Vivekananda’s travelogue, titled ‘Bilatjatrir Patro’ (‘Letters from a Westward Traveller’), begins to appear from Issue 1 Volume 15. The title would be changed to ‘Paribrajak’ (‘The Wanderer’) from Issue 3. ‘Prachya o Pashchatya’ (‘The East and the West’) is published as a series over a course of two years, in Issue 2 and Issue 3. These books describe a new path for Bangla prose and establish themselves as immortal classics of the Bengali language.
Udbodhan shifts its office to 30 Bosepara Lane in Baghbazar for a brief period, from Agrahayan 1313 to Agrahayan 1315 (Bengali year). From Poush 1315 it would be housed at 1 Udbodhan Lane, where it has been ever since.
Swami Vivekananda’s article ‘Hindudharma o Sri Ramakrishna’
Swami Vivekananda’s article ‘Hindudharma o Sri Ramakrishna’ (‘Hinduism and Sri Ramakrishna’) is published in 1902. This would be his last article in Udbodhan; he passes away on July 4.
Swami Trigunatita starts for San Francisco on 27th September 1902, keeping his promise to Swami Vivekananda about taking the mission of Sri Ramakrishna abroad. Udbodhan’s editorship passes to his successor.
Udbodhan becomes an ideological beacon for the youth of Bengal
Udbodhan becomes an ideological beacon for the youth of Bengal, who were deeply resentful of British misrule and eager for taking the reins of their motherland into their own hands in a constructive way. The mantra of unselfishness and social service permeates the youth, many of whom turn to a revolutionary path of dangerous self-sacrifice after the attempted partition of Bengal in 1905. Freedom fighters often carry with them the Gita, along with the writings of Swami Vivekananda.
Kedarnath Das donates a piece of land in Gopal Neogi Lane to Belur Math
On 18 July 1905, Kedarnath Das donates a piece of land in Gopal Neogi Lane to Belur Math; construction work begins in November 1907 and is completed towards the end of 1908. The Udbodhan office is housed on the ground floor, and the upper floors were reserved for Ma Sarada’s residence and her devotees. Udbodhan shifts its base to this address in November 1908. As it is a subsidiary of the head office at Belur, the branch is named ‘Sri Ramakrishna Math, Baghbazar.’
Ma Sarada arrives
Ma Sarada arrives on 23 May 1909. The building itself, now called Udbodhan, would be known to the people as ‘Mayer Bari’ (Mother’s Home) forever since. During her stay here, countless devotees of hers used to come and see her to offer their love and respects. Among them were many young men who were selfless freedom fighters dedicated to the service of their motherland. The firebrand revolutionary Aurobindo Ghosh (later the saint Sri Aurobindo) was rumoured to have come here to take Mother’s blessings immediately before his disappearance in 1910.
In 1917, a new office is built at 24 Nayankrishna Saha Lane.

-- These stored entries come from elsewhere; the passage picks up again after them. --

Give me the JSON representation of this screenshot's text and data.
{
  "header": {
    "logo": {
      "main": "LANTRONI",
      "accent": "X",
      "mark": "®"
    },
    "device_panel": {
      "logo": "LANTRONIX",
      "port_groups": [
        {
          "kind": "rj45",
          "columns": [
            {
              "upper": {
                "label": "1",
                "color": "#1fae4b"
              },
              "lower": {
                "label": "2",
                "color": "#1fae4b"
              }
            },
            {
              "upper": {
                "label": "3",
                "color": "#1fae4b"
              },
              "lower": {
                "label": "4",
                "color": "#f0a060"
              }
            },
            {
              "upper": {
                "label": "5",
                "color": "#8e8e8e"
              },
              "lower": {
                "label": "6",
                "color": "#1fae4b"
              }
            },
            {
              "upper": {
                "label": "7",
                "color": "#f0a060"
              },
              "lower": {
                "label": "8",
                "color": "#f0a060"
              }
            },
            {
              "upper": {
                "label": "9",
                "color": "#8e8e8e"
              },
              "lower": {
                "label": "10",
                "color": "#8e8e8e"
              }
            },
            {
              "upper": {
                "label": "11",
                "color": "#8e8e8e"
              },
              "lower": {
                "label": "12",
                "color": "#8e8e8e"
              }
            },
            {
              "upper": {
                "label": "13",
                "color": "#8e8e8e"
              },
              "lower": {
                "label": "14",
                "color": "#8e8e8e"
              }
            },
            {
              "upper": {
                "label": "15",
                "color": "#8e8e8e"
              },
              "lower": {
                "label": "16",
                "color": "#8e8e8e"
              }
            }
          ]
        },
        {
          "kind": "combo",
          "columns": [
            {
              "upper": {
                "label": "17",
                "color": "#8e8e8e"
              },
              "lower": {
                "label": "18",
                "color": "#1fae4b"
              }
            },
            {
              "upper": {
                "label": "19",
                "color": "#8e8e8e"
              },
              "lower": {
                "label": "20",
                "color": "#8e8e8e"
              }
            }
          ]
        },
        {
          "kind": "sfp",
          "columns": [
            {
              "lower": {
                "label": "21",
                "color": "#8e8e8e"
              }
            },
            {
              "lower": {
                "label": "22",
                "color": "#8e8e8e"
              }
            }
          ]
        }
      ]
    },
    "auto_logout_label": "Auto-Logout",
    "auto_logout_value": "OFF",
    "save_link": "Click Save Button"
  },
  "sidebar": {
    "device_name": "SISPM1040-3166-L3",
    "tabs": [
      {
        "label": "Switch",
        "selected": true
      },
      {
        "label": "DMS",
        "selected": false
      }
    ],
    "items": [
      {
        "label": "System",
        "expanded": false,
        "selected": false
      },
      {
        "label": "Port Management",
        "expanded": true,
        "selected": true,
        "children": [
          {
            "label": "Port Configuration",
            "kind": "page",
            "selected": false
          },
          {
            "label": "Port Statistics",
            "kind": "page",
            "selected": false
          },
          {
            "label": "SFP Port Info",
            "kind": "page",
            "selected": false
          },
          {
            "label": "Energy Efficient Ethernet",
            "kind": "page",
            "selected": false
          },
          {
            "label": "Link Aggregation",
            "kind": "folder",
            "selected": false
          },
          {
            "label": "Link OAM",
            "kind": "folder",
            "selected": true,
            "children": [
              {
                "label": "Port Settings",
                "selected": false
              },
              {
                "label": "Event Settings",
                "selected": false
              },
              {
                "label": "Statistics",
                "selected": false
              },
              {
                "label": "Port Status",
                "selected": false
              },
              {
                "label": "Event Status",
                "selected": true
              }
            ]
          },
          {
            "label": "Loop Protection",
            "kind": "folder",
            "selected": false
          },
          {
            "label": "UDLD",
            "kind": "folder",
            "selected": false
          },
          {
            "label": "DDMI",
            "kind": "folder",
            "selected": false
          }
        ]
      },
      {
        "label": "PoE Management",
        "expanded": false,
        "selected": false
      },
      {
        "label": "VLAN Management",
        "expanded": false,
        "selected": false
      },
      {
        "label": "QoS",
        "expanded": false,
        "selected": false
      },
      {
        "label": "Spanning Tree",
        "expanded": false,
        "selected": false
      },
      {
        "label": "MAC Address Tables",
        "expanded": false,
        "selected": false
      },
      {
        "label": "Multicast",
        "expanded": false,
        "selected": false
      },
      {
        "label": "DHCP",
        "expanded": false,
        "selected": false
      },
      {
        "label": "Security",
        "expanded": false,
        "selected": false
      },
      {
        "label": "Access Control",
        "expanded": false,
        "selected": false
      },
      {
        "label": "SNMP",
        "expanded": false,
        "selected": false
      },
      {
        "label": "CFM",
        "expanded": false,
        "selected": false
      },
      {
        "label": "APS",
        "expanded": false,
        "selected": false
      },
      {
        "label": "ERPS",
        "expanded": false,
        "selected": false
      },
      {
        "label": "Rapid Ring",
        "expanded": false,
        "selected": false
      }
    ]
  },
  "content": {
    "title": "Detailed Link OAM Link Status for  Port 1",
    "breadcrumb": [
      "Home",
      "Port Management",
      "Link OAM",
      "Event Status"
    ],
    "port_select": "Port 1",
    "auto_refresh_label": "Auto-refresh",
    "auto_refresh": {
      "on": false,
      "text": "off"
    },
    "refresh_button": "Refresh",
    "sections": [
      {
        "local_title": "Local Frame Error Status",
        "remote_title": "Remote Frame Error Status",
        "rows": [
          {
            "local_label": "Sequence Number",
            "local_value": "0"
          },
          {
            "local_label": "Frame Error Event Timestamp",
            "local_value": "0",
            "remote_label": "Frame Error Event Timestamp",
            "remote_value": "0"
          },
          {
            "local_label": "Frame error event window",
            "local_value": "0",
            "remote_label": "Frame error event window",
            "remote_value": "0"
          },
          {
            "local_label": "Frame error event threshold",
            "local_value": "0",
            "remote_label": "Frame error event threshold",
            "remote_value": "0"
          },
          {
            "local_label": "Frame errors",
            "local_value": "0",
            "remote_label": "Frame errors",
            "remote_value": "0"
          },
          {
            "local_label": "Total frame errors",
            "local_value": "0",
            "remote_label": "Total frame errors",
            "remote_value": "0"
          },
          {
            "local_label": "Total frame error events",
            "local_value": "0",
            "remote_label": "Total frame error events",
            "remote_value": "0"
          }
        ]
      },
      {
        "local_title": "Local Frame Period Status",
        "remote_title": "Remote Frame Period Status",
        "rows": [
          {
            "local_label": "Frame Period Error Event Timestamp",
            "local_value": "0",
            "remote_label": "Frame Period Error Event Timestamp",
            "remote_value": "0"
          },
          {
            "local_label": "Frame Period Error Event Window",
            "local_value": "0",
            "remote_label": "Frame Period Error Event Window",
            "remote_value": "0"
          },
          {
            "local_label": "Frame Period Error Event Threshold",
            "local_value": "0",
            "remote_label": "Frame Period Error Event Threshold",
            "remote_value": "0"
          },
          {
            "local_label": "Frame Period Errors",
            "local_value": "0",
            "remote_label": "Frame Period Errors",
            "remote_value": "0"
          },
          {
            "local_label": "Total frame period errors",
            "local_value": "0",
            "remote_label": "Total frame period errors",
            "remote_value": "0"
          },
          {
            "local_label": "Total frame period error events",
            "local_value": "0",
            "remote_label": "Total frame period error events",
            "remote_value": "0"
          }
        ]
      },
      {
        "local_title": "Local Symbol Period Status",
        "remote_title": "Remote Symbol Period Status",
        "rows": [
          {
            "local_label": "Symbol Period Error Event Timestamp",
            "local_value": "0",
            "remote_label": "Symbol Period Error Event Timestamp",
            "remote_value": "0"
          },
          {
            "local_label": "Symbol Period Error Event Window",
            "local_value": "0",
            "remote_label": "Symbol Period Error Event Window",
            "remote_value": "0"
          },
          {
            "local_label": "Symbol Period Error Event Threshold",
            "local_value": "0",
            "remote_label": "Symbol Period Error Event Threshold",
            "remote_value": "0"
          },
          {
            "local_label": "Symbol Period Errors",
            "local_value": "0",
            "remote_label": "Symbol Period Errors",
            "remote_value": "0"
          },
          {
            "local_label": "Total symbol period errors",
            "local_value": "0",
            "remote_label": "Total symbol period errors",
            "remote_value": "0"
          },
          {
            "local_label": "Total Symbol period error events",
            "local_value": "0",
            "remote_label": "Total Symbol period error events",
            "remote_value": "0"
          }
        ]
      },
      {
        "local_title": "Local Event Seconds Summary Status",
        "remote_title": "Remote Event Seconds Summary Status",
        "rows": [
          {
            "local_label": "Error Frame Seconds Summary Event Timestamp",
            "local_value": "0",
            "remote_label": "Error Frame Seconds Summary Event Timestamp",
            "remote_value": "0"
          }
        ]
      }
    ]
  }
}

Ma Sarada passes away on 21 July 1920.
Kartikchandra Ghatak makes a donation of some land adjacent to the office
In 1956, Kartikchandra Ghatak makes a donation of some land adjacent to the office, and later purchase of some more land is made. This helps in the building of extensions and annexes.

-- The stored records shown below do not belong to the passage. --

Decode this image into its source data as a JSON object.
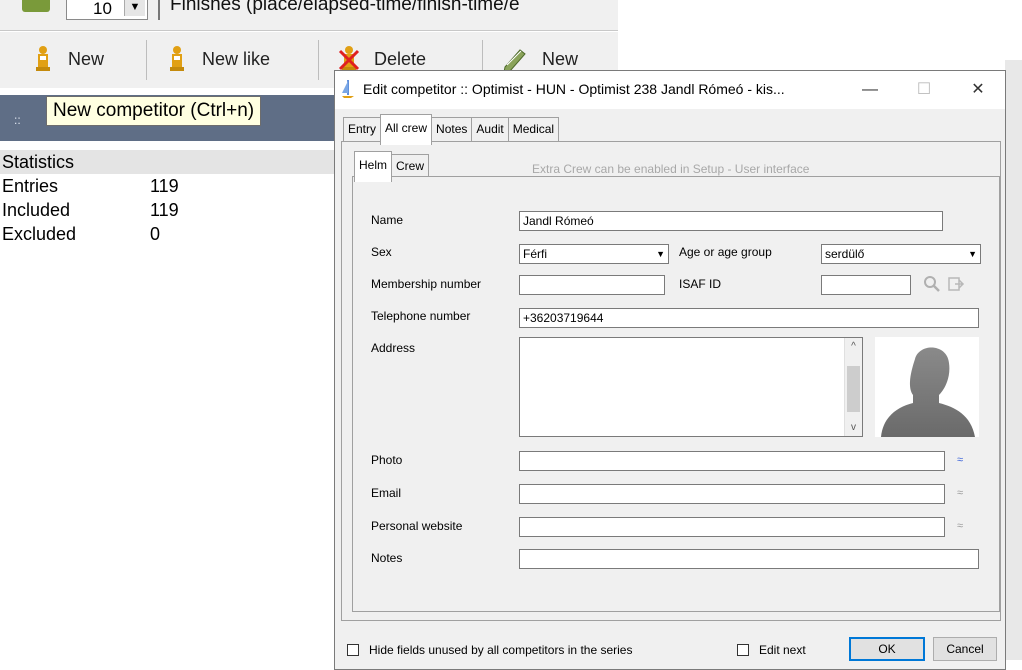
{
  "app": {
    "top_combo_value": "10",
    "finishes_text": "Finishes (place/elapsed-time/finish-time/e",
    "toolbar": {
      "new_label": "New",
      "new_like_label": "New like",
      "delete_label": "Delete",
      "new2_label": "New"
    },
    "tooltip": "New competitor (Ctrl+n)",
    "stats": {
      "title": "Statistics",
      "rows": [
        {
          "label": "Entries",
          "value": "119"
        },
        {
          "label": "Included",
          "value": "119"
        },
        {
          "label": "Excluded",
          "value": "0"
        }
      ]
    }
  },
  "dialog": {
    "title": "Edit competitor :: Optimist - HUN - Optimist 238 Jandl Rómeó - kis...",
    "tabs": [
      "Entry",
      "All crew",
      "Notes",
      "Audit",
      "Medical"
    ],
    "active_tab": "All crew",
    "subtabs": [
      "Helm",
      "Crew"
    ],
    "active_subtab": "Helm",
    "hint": "Extra Crew can be enabled in Setup - User interface",
    "fields": {
      "name_label": "Name",
      "name_value": "Jandl Rómeó",
      "sex_label": "Sex",
      "sex_value": "Férfi",
      "age_label": "Age or age group",
      "age_value": "serdülő",
      "membership_label": "Membership number",
      "membership_value": "",
      "isaf_label": "ISAF ID",
      "isaf_value": "",
      "telephone_label": "Telephone number",
      "telephone_value": "+36203719644",
      "address_label": "Address",
      "address_value": "",
      "photo_label": "Photo",
      "photo_value": "",
      "email_label": "Email",
      "email_value": "",
      "website_label": "Personal website",
      "website_value": "",
      "notes_label": "Notes",
      "notes_value": ""
    },
    "footer": {
      "hide_fields_label": "Hide fields unused by all competitors in the series",
      "edit_next_label": "Edit next",
      "ok_label": "OK",
      "cancel_label": "Cancel"
    },
    "colors": {
      "link_active": "#3a62d9",
      "link_inactive": "#9a9a9a",
      "default_button_border": "#0078d7"
    }
  }
}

Publication of Vivekananda Rachanabali
1963 sees the publication of Vivekananda Rachanabali – the complete works of Swami Vivekananda in Bengali. The translations of the English originals were done by Swami Suddhananda. The publication remains a favourite among readers to this day.
Udbodhan turns 100 in 1999
Udbodhan turns 100 in 1999: a peerless feat among Bengali periodicals.
Over 2001 and 2002, the adjacent plots of land are purchased, and the building is extended as per requirements.